On December 12, 2025, MBC Funding II entered into a letter agreement with Valley pursuant to which Valley agreed to provide MBC Funding II with a revolving line of credit of up to $10.0 million. In connection with the credit facility, MBC Funding II executed a Line of Credit Note evidencing the advances available under the facility and entered into an all-assets Security Agreement in favor of Valley. In addition, we and Mr. Ran provided guarantees of the obligations under the credit facility, including a limited guaranty from Mr. Ran capped at $500,000. The Valley Credit Line is secured by substantially all of the assets of MBC Funding II and is guaranteed by us. The Credit Facility matures on the earlier of December 12, 2027 or the acceleration of the obligations following an event of default. Borrowings under the Valley Credit Line are subject to a borrowing base based on eligible mortgage loans. The Valley Credit Line contains customary covenants and restrictions, including financial covenants and limitations on borrowings based on collateral values.
Outstanding borrowings under the Valley Credit Line bear interest at a floating rate equal to Term SOFR, subject to a floor of 3.00%, plus 2.95% per annum, and are subject to standard benchmark replacement provisions. The facility also requires the payment of an upfront fee equal to 0.20% of the total commitment and an unused line fee equal to 0.25% per annum on the average daily unused portion of the facility. As of March 31, 2026, borrowings under the Valley Credit Line bore interest at a floating rate equal to Term SOFR, subject to a floor, plus an applicable margin and customary fees, which rate was approximately 6.6%.
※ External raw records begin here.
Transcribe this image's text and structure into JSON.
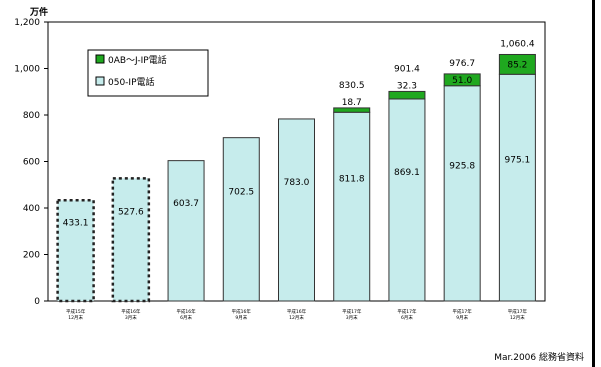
{
  "chart_data": {
    "type": "bar",
    "y_unit": "万件",
    "ylim": [
      0,
      1200
    ],
    "yticks": [
      "0",
      "200",
      "400",
      "600",
      "800",
      "1,000",
      "1,200"
    ],
    "categories": [
      [
        "平成15年",
        "12月末"
      ],
      [
        "平成16年",
        "3月末"
      ],
      [
        "平成16年",
        "6月末"
      ],
      [
        "平成16年",
        "9月末"
      ],
      [
        "平成16年",
        "12月末"
      ],
      [
        "平成17年",
        "3月末"
      ],
      [
        "平成17年",
        "6月末"
      ],
      [
        "平成17年",
        "9月末"
      ],
      [
        "平成17年",
        "12月末"
      ]
    ],
    "series": [
      {
        "name": "050-IP電話",
        "color": "#c6ecec",
        "values": [
          433.1,
          527.6,
          603.7,
          702.5,
          783.0,
          811.8,
          869.1,
          925.8,
          975.1
        ],
        "labels": [
          "433.1",
          "527.6",
          "603.7",
          "702.5",
          "783.0",
          "811.8",
          "869.1",
          "925.8",
          "975.1"
        ]
      },
      {
        "name": "0AB～J-IP電話",
        "color": "#1fa81f",
        "values": [
          0,
          0,
          0,
          0,
          0,
          18.7,
          32.3,
          51.0,
          85.2
        ],
        "labels": [
          "",
          "",
          "",
          "",
          "",
          "18.7",
          "32.3",
          "51.0",
          "85.2"
        ]
      }
    ],
    "dotted_outline_indices": [
      0,
      1
    ],
    "totals": [
      "",
      "",
      "",
      "",
      "",
      "830.5",
      "901.4",
      "976.7",
      "1,060.4"
    ],
    "grid": false,
    "legend_position": "top-left"
  },
  "source": "Mar.2006 総務省資料"
}
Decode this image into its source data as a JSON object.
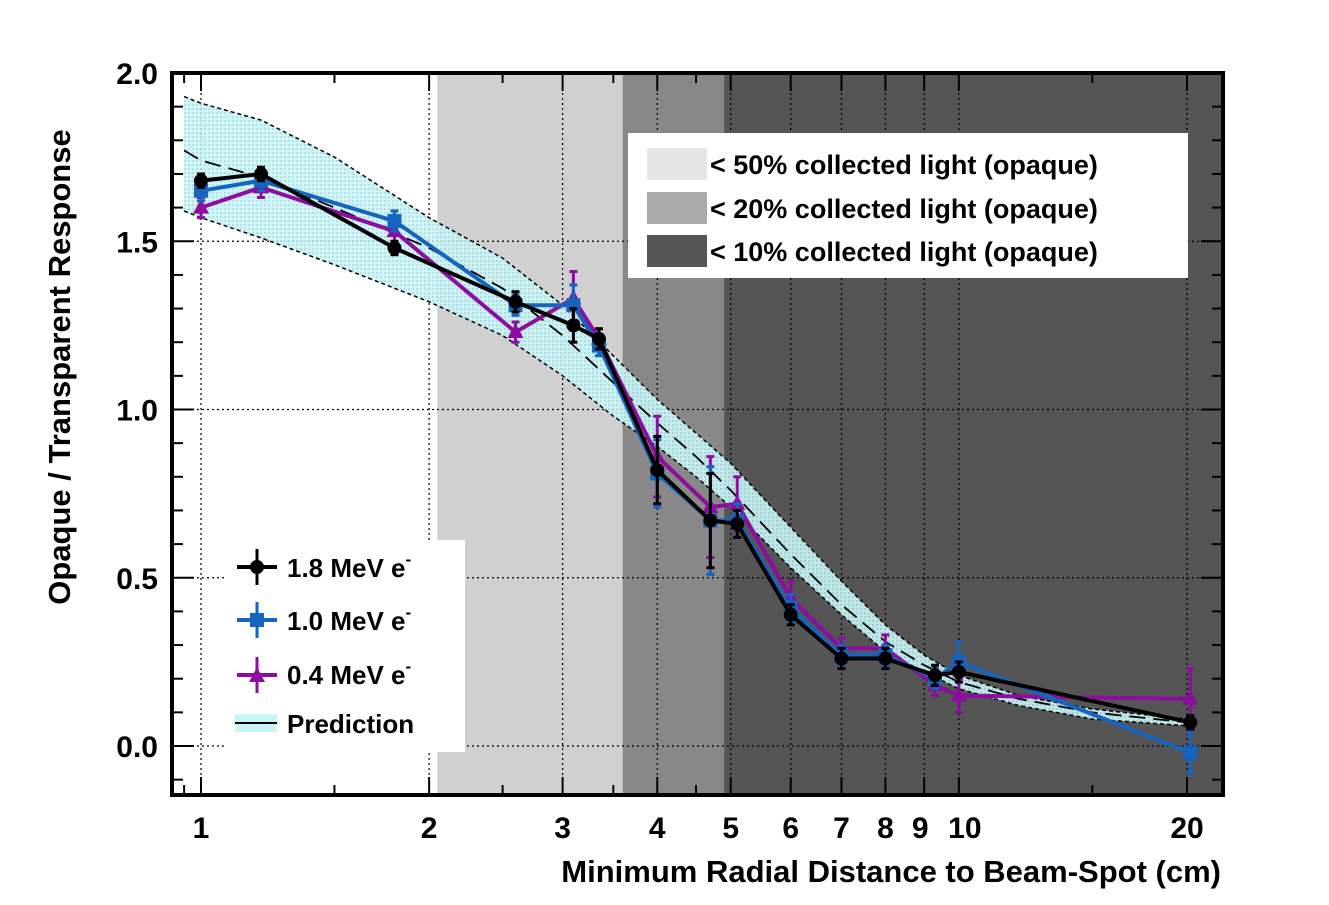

We were in compliance with all covenants under the Webster Credit Line and the Valley Credit Line as of March 31, 2026. As of that date, outstanding borrowings under the Webster Credit Line were $13,393,777 and outstanding borrowings under the Valley Credit Line were $6,042,500.
On November 20, 2025, our board of directors approved a new share repurchase program authorizing the repurchase of up to 100,000 shares of our common stock over the following 12 months. As of March 31, 2026, we had repurchased an aggregate of 9,300 shares under the program at a total cost of approximately $42,000. Of these amounts, 3,100 shares were repurchased during the three months ended March 31, 2026 at an aggregate cost of approximately $14,000.
We believe that our current cash balances, available borrowings under the Webster Credit Line and the Valley Credit Line, and cash flows from operations will be sufficient to fund our operations for at least the next 12 months. From time to time, we also obtain short-term unsecured loans from our executive officers and others, which provide us with additional flexibility to support the ongoing deployment of capital. We expect, however, that our working capital requirements will increase over the next 12 months as we continue to pursue growth opportunities under favorable market conditions.